Di samping untuk ater-ater, tingginya biaya itu juga untuk
menjamu tamu maupun sanak kerabat yang datang karena setiap
gredoan banyak sanak kerabat yang datang silaturahim. Ditambah
sumbangan untuk perayaan desa Rp 10.000 per keluarga.
Di setiap muludan hampir semua orang asal Macanputih mudik.
”Kami sekarang masih bekerja di Bali. Kami sudah memiliki dua
anak. Setiap hari muludan, saya pasti mudik mengantar istri dan
anak-anak ke Banyuputih. Ini seperti Lebaran, bahkan pestanya
lebih ramai karena ada gredoan,” kata Heru yang asal Malang.
Tahun ini di Banyuputih disembelih tujuh ekor sapi secara
berpatungan. ”Saya dan 13 tetangga membeli seekor sapi. Setiap
warga patungan Rp 250.000. Saya sendiri mengambil jatah dua atau
membayar Rp 500.000,” tutur Istianah.
Selain daging sapi, Istianah dan warga mesti menyembelih minimal
seekor ayam kampung yang dibuat ingkung untuk selamatan di
masjid. ”Dijamin tidak ada yang tidak membawa ingkung karena itu
sudah menjadi tradisi,” kata Usin, sesepuh Banyuputih.

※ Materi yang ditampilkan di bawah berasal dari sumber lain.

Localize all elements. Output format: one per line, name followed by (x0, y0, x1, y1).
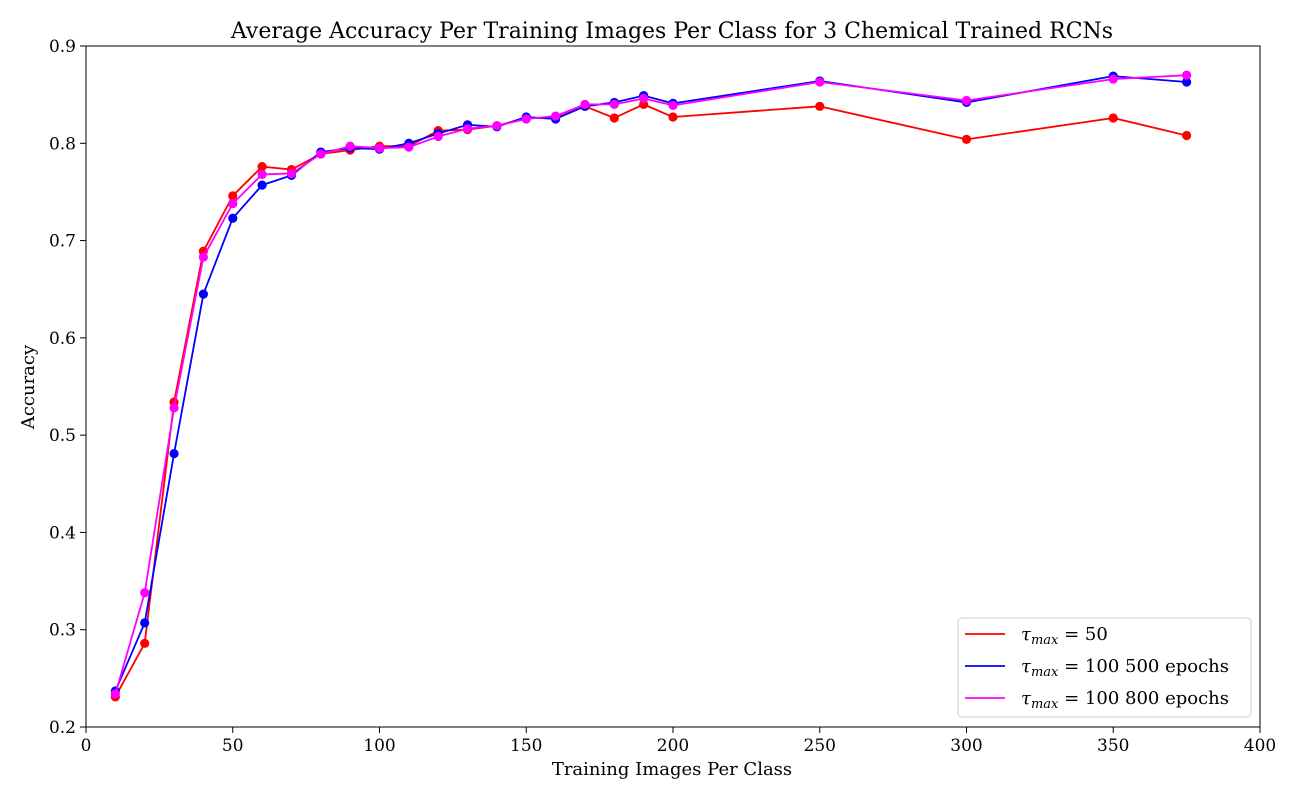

Menjadikan ayam dan telur hidangan wajib dalam selamatan bisa
jadi merupakan cara leluhur Desa Macanputih menerapkan ajaran
Islam agar dalam bersedekah itu memilih yang terbaik. Pada zaman
dulu, daging ayam dan telur adalah makanan istimewa.
Kuatnya keyakinan atas tradisi itulah yang menyebabkan warga
Macanputih tidak pernah memperhitungkan ”untung-rugi”—menurut
perspektif bisnis modern—dalam menyelenggarakan pesta muludan
dan gredoan.
Apakah kearifan yang diwariskan leluhur ini bisa bertahan dan
aktual di tengah badai komersialisme? (NIT/ROW/ANO)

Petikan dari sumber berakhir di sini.